Experiments[edit | edit source]

  • PDF resulting from this testing session is here: pdfscanner_test_MQ.pdf
  • We installed PDFScanner onto the newly rebuilt BookScanner Mac Mini
  • Asked it to convert the images from the previous experiment with Tesseract
  • PDFScanner yielded a .pdf file containing the fourteen pages from that session
    • Positive
      • It produced indexed, searchable PDF
      • OCR accuracy was fairly good, though not 100%, recognizing most English words and correctly spelling many scientific terms
      • It recognizes tables, non-standard indents
      • Appears to safely ignore images and diagrams, preserving page layout around images
      • Tables and such were paginated to match original layout in the resulting PDF, lining up exactly with original scanned images
      • It indexes scientific terminology, and unrecognizable (non-dictionary) terms - within the limits of its OCR abilities
    • Neutral
      • The resulting PDF pages contain not just text, diagrams and images, but also the original scanner images - adds to file size, but retains the book's original look
    • Negative
      • Text is not accurately reproduced
      • Problems in adding spaces between letters within a single word, and losing spaces between words, losing spaces between words and punctuation
      • Pages were not automatically oriented for English LRTB
      • Pages were not automatically straightened
      • None of the pages was automatically cropped (the reviewer cropped all images beforehand)
      • PDFScanner is faster than ABBYY FineReader
  • PDFScanner vs FineReader
    • FineReader approaches 100% accuracy
    • PDFScanner appears to reach into the 80-90% accuracy range, but since page structure and background are retained, this would only impact copying text as Unicode/ASCII to another program, and indexing by search engines
    • Both PDFScanner and FineReader grok a page's structure and reproduces it in the resulting PDF.
    • Both PDFScanner and FineReader includes the background image
    • As with the FineReader test, image is fairly low contrast. and again may be distracting for some. Contrast could be bumped up during capture.
    • PDFScanner is about US$16 and is based on FOSS libraries, including Tesseract.
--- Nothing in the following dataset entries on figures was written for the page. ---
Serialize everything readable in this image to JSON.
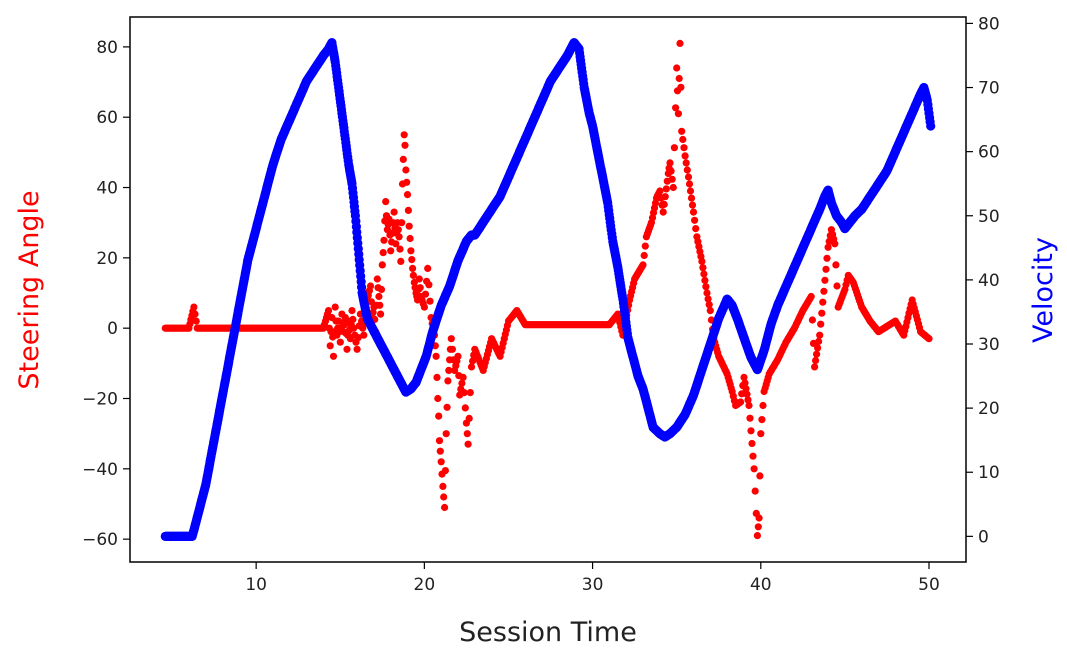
{
  "chart_data": {
    "type": "scatter",
    "title": "",
    "xlabel": "Session Time",
    "ylabel": "Steering Angle",
    "ylabel_right": "Velocity",
    "xlim": [
      2.5,
      52.2
    ],
    "ylim": [
      -66.5,
      88.5
    ],
    "ylim_right": [
      -4,
      81
    ],
    "x_ticks": [
      10,
      20,
      30,
      40,
      50
    ],
    "y_ticks_left": [
      -60,
      -40,
      -20,
      0,
      20,
      40,
      60,
      80
    ],
    "y_ticks_right": [
      0,
      10,
      20,
      30,
      40,
      50,
      60,
      70,
      80
    ],
    "grid": false,
    "colors": {
      "steering": "#ff0000",
      "velocity": "#0000ff",
      "ylabel": "#ff0000",
      "ylabel_right": "#0000ff"
    },
    "series": [
      {
        "axis": "left",
        "color": "#ff0000",
        "points": [
          [
            4.6,
            0
          ],
          [
            5.0,
            0
          ],
          [
            5.3,
            0
          ],
          [
            5.6,
            0
          ],
          [
            6.0,
            0
          ],
          [
            6.3,
            6
          ],
          [
            6.5,
            0
          ],
          [
            7,
            0
          ],
          [
            8,
            0
          ],
          [
            9,
            0
          ],
          [
            10,
            0
          ],
          [
            11,
            0
          ],
          [
            12,
            0
          ],
          [
            13,
            0
          ],
          [
            14,
            0
          ],
          [
            14.3,
            5
          ],
          [
            14.4,
            -5
          ],
          [
            14.5,
            3
          ],
          [
            14.6,
            -8
          ],
          [
            14.7,
            6
          ],
          [
            14.8,
            -2
          ],
          [
            14.9,
            2
          ],
          [
            15.0,
            -4
          ],
          [
            15.1,
            4
          ],
          [
            15.2,
            -1
          ],
          [
            15.3,
            3
          ],
          [
            15.4,
            -6
          ],
          [
            15.5,
            2
          ],
          [
            15.6,
            -3
          ],
          [
            15.7,
            5
          ],
          [
            15.8,
            0
          ],
          [
            16.0,
            -6
          ],
          [
            16.2,
            4
          ],
          [
            16.4,
            -2
          ],
          [
            16.6,
            8
          ],
          [
            16.8,
            12
          ],
          [
            16.9,
            3
          ],
          [
            17.0,
            6
          ],
          [
            17.1,
            -1
          ],
          [
            17.2,
            14
          ],
          [
            17.3,
            9
          ],
          [
            17.4,
            4
          ],
          [
            17.5,
            18
          ],
          [
            17.6,
            25
          ],
          [
            17.7,
            36
          ],
          [
            17.8,
            28
          ],
          [
            17.9,
            31
          ],
          [
            18.0,
            22
          ],
          [
            18.1,
            27
          ],
          [
            18.2,
            33
          ],
          [
            18.3,
            24
          ],
          [
            18.4,
            30
          ],
          [
            18.5,
            26
          ],
          [
            18.6,
            19
          ],
          [
            18.7,
            41
          ],
          [
            18.8,
            55
          ],
          [
            18.85,
            52
          ],
          [
            18.9,
            45
          ],
          [
            19.0,
            38
          ],
          [
            19.1,
            29
          ],
          [
            19.2,
            22
          ],
          [
            19.3,
            17
          ],
          [
            19.4,
            13
          ],
          [
            19.5,
            10
          ],
          [
            19.6,
            8
          ],
          [
            19.7,
            14
          ],
          [
            19.8,
            9
          ],
          [
            20.0,
            6
          ],
          [
            20.2,
            17
          ],
          [
            20.4,
            3
          ],
          [
            20.6,
            -2
          ],
          [
            20.7,
            -8
          ],
          [
            20.8,
            -20
          ],
          [
            20.85,
            -25
          ],
          [
            20.9,
            -32
          ],
          [
            21.0,
            -38
          ],
          [
            21.1,
            -45
          ],
          [
            21.2,
            -51
          ],
          [
            21.3,
            -30
          ],
          [
            21.4,
            -15
          ],
          [
            21.5,
            -9
          ],
          [
            21.6,
            -3
          ],
          [
            21.8,
            -12
          ],
          [
            22.0,
            -8
          ],
          [
            22.1,
            -19
          ],
          [
            22.3,
            -14
          ],
          [
            22.5,
            -27
          ],
          [
            22.6,
            -33
          ],
          [
            22.8,
            -11
          ],
          [
            23.0,
            -6
          ],
          [
            23.5,
            -12
          ],
          [
            24.0,
            -3
          ],
          [
            24.5,
            -8
          ],
          [
            25.0,
            2
          ],
          [
            25.5,
            5
          ],
          [
            26,
            1
          ],
          [
            27,
            1
          ],
          [
            28,
            1
          ],
          [
            29,
            1
          ],
          [
            30,
            1
          ],
          [
            31,
            1
          ],
          [
            31.5,
            4
          ],
          [
            31.8,
            -2
          ],
          [
            32.2,
            8
          ],
          [
            32.5,
            14
          ],
          [
            33.0,
            18
          ],
          [
            33.2,
            26
          ],
          [
            33.5,
            30
          ],
          [
            33.8,
            37
          ],
          [
            34.0,
            39
          ],
          [
            34.2,
            33
          ],
          [
            34.5,
            44
          ],
          [
            34.6,
            47
          ],
          [
            34.8,
            40
          ],
          [
            35.0,
            74
          ],
          [
            35.1,
            61
          ],
          [
            35.2,
            81
          ],
          [
            35.3,
            56
          ],
          [
            35.5,
            49
          ],
          [
            35.7,
            43
          ],
          [
            36.0,
            33
          ],
          [
            36.2,
            26
          ],
          [
            36.5,
            19
          ],
          [
            36.8,
            10
          ],
          [
            37.0,
            5
          ],
          [
            37.2,
            -3
          ],
          [
            37.5,
            -8
          ],
          [
            38.0,
            -13
          ],
          [
            38.3,
            -18
          ],
          [
            38.5,
            -22
          ],
          [
            38.8,
            -21
          ],
          [
            39.0,
            -14
          ],
          [
            39.3,
            -22
          ],
          [
            39.6,
            -40
          ],
          [
            39.8,
            -59
          ],
          [
            39.9,
            -54
          ],
          [
            40.0,
            -30
          ],
          [
            40.2,
            -18
          ],
          [
            40.5,
            -13
          ],
          [
            41.0,
            -9
          ],
          [
            41.5,
            -4
          ],
          [
            42.0,
            0
          ],
          [
            42.5,
            5
          ],
          [
            43.0,
            9
          ],
          [
            43.2,
            -11
          ],
          [
            43.5,
            -2
          ],
          [
            44.0,
            23
          ],
          [
            44.2,
            28
          ],
          [
            44.4,
            24
          ],
          [
            44.6,
            6
          ],
          [
            45.0,
            11
          ],
          [
            45.2,
            15
          ],
          [
            45.5,
            13
          ],
          [
            46.0,
            6
          ],
          [
            46.5,
            2
          ],
          [
            47.0,
            -1
          ],
          [
            48.0,
            2
          ],
          [
            48.5,
            -2
          ],
          [
            49.0,
            8
          ],
          [
            49.5,
            -1
          ],
          [
            50.0,
            -3
          ]
        ]
      },
      {
        "axis": "right",
        "color": "#0000ff",
        "points": [
          [
            4.6,
            0
          ],
          [
            5.0,
            0
          ],
          [
            5.5,
            0
          ],
          [
            6.0,
            0
          ],
          [
            6.2,
            0
          ],
          [
            6.5,
            3
          ],
          [
            7.0,
            8
          ],
          [
            7.5,
            15
          ],
          [
            8.0,
            22
          ],
          [
            8.5,
            29
          ],
          [
            9.0,
            36
          ],
          [
            9.5,
            43
          ],
          [
            10.0,
            48
          ],
          [
            10.5,
            53
          ],
          [
            11.0,
            58
          ],
          [
            11.5,
            62
          ],
          [
            12.0,
            65
          ],
          [
            12.5,
            68
          ],
          [
            13.0,
            71
          ],
          [
            13.5,
            73
          ],
          [
            14.0,
            75
          ],
          [
            14.3,
            76
          ],
          [
            14.5,
            77
          ],
          [
            14.7,
            74
          ],
          [
            14.9,
            70
          ],
          [
            15.1,
            66
          ],
          [
            15.3,
            62
          ],
          [
            15.5,
            58
          ],
          [
            15.7,
            55
          ],
          [
            15.9,
            50
          ],
          [
            16.1,
            44
          ],
          [
            16.3,
            38
          ],
          [
            16.6,
            34
          ],
          [
            17.0,
            32
          ],
          [
            17.4,
            30
          ],
          [
            17.8,
            28
          ],
          [
            18.2,
            26
          ],
          [
            18.6,
            24
          ],
          [
            18.9,
            22.5
          ],
          [
            19.2,
            23
          ],
          [
            19.5,
            24
          ],
          [
            19.8,
            26
          ],
          [
            20.1,
            28
          ],
          [
            20.5,
            32
          ],
          [
            21.0,
            36
          ],
          [
            21.5,
            39
          ],
          [
            22.0,
            43
          ],
          [
            22.5,
            46
          ],
          [
            22.8,
            47
          ],
          [
            23.0,
            47
          ],
          [
            23.5,
            49
          ],
          [
            24.0,
            51
          ],
          [
            24.5,
            53
          ],
          [
            25.0,
            56
          ],
          [
            25.5,
            59
          ],
          [
            26.0,
            62
          ],
          [
            26.5,
            65
          ],
          [
            27.0,
            68
          ],
          [
            27.5,
            71
          ],
          [
            28.0,
            73
          ],
          [
            28.5,
            75
          ],
          [
            28.9,
            77
          ],
          [
            29.2,
            76
          ],
          [
            29.5,
            70
          ],
          [
            29.8,
            66
          ],
          [
            30.0,
            64
          ],
          [
            30.3,
            60
          ],
          [
            30.6,
            56
          ],
          [
            30.9,
            52
          ],
          [
            31.2,
            46
          ],
          [
            31.5,
            42
          ],
          [
            31.8,
            37
          ],
          [
            32.1,
            31
          ],
          [
            32.4,
            28
          ],
          [
            32.7,
            25
          ],
          [
            33.0,
            23
          ],
          [
            33.3,
            20
          ],
          [
            33.6,
            17
          ],
          [
            34.0,
            16
          ],
          [
            34.3,
            15.5
          ],
          [
            34.6,
            16
          ],
          [
            35.0,
            17
          ],
          [
            35.5,
            19
          ],
          [
            36.0,
            22
          ],
          [
            36.5,
            26
          ],
          [
            37.0,
            30
          ],
          [
            37.5,
            34
          ],
          [
            38.0,
            37
          ],
          [
            38.3,
            36
          ],
          [
            38.6,
            34
          ],
          [
            39.0,
            31
          ],
          [
            39.4,
            28
          ],
          [
            39.8,
            26
          ],
          [
            40.2,
            29
          ],
          [
            40.6,
            33
          ],
          [
            41.0,
            36
          ],
          [
            41.5,
            39
          ],
          [
            42.0,
            42
          ],
          [
            42.5,
            45
          ],
          [
            43.0,
            48
          ],
          [
            43.5,
            51
          ],
          [
            43.8,
            53
          ],
          [
            44.0,
            54
          ],
          [
            44.2,
            52
          ],
          [
            44.5,
            50
          ],
          [
            44.8,
            49
          ],
          [
            45.0,
            48
          ],
          [
            45.3,
            49
          ],
          [
            45.6,
            50
          ],
          [
            46.0,
            51
          ],
          [
            46.5,
            53
          ],
          [
            47.0,
            55
          ],
          [
            47.5,
            57
          ],
          [
            48.0,
            60
          ],
          [
            48.5,
            63
          ],
          [
            49.0,
            66
          ],
          [
            49.5,
            69
          ],
          [
            49.7,
            70
          ],
          [
            49.9,
            68
          ],
          [
            50.0,
            66
          ],
          [
            50.1,
            64
          ]
        ]
      }
    ]
  }
}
ABBYY's library licensing terms are unknown
    • PDFScanner requires manual manipulation of image files, but provides built-in tools for rotation and cropping.
    • FineReader is hands-off, for what it does. After it receives images, it works without prompt or interrupt.
    • PDFScanner doesn't provide contrast or saturation filters - these would have to be added to the post-capture pipeline to help increase OCR accuracy (a low contrast scan image adversely affects Tesseract's results)

Summary-

  • PDFScanner is faster than FineReader. It looks to be a very good product, not as good as FineReader, but is worthwhile considering the price and results
  • The price for a single station is US$16
  • Orientation/rotation and color management should be handled prior to PDFScanner
  • A user should be able to run a script to capture images from cameras, have them be automatically oriented and their color processed, then output to a "ready-for-PDFScanner" folder
  • IF all goes well, that folder can be drag-and-dropped onto the PDFScanner app icon, and be automatically OCRed
  • User will be required to press Cmd-S at the end, to export as PDF
  • This is a reasonably usable and useful product. It's a contender w/r/t ABBYY FineReader. Either would do well.